NASA/JPL

Our Solar System Might Have Had Another Planet, But Jupiter Kicked It Out

Turns out, Jupiter is kind of a jerk.

FIONA MACDONALD
4 NOV 2015
 

Researchers from Canada have used computer models to show that our Solar System could have had an extra gas giant planet in the mix around 4 billion years ago – until Jupiter booted it out, that is.

 

The idea that there were originally five gas giants – in addition to Jupiter, Saturn, Uranus, and Neptune – was first proposed back in 2011, to help explain why the Solar System currently looks the way it does. As it turns out, the orbit of Mars and Earth don't really make sense if there were only ever the planets we have today.

But researchers haven't been able to explain until now what could have happened to that extra planet, with both Jupiter and Saturn named as potential culprits for doing the kicking out. 

"Our evidence points to Jupiter," said lead researcher Ryan Cloutier from the University of Toronto, who describes the whole thing as an "interplanetary chess game".

The mystery lost planet in question is believed to have had the mass of an ice giant, which means that it was heavier than Saturn and Jupiter, and in the same class as Neptune and Uranus. So how exactly does a lighter planet suddenly kick an ice giant clear out of the Solar System?

Planetary ejections generally happen as a result of a close planetary encounter - but not necessary a collision - which causes one of the objects to accelerate so rapidly that it's able to break free from the massive gravitational pull of the Sun and go slingshotting out into the galaxy, becoming what's known as a rogue planet. 

In this case, the ejection could be the result of Jupiter moving closer to the Sun from further out in the Solar System, affecting the orbit of other planets on its way.

Earlier studies had struggled to work out exactly which of the remaining planets could have done this, but in the new research, the astronomers from the University of Toronto realised that up until now, no one had factored in the effect this encounter would have had on the moons orbiting the giant planets.

So the team decided to look at the trajectories of Callisto and Iapetus – two of the regular moons orbiting Jupiter and Saturn respectively. Using computer models, they investigated the likelihood of the moons having the same orbit as they do today if they'd been involved in a mass planetary ejection 4 billion years ago.

"Ultimately, we found that Jupiter is capable of ejecting the fifth giant planet while retaining a moon with the orbit of Callisto," said Cloutier. "On the other hand, it would have been very difficult for Saturn to do so because Iapetus would have been excessively unsettled, resulting in an orbit that is difficult to reconcile with its current trajectory."

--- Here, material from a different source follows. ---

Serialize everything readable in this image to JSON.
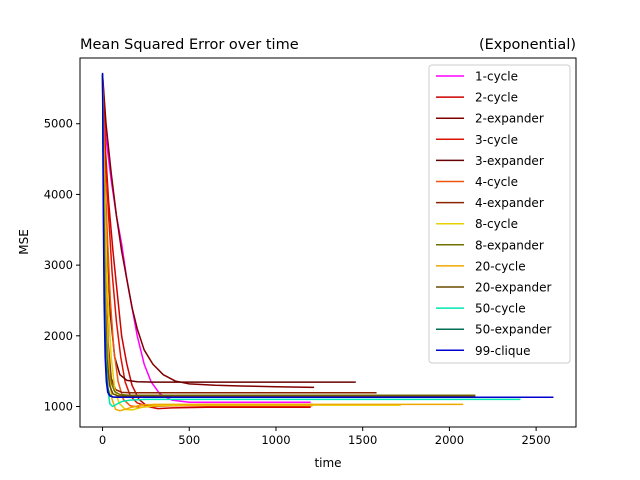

The computer model showed that there's about a 42 percent chance that Callisto would have its current orbit around Jupiter if it had been involved in the planetary ejection. The results have been published in The Astrophysical Journal.

But to be clear, this doesn't mean that we have any evidence this interaction actually took place, or even that there was an extra planet in the Solar System in the first place. This is all based off computer models, and while they can explain the current state of the planets in our Solar System, they're not the only possibilities out there.

"We do know that rogue planets roam the galaxy, and they were almost certainly ejected in this manner, so the idea of a lost solar system planet isn’t crazy," wrote astronomer Phil Plait for Discover back in 2011 when the missing planet hypothesis was first proposed. "But it’s only one possible scenario."

Still, it's kind of cool to think that, somewhere out there in the galaxy, a frozen ice giant is roaming, a lost remnant from the formation of our Solar System.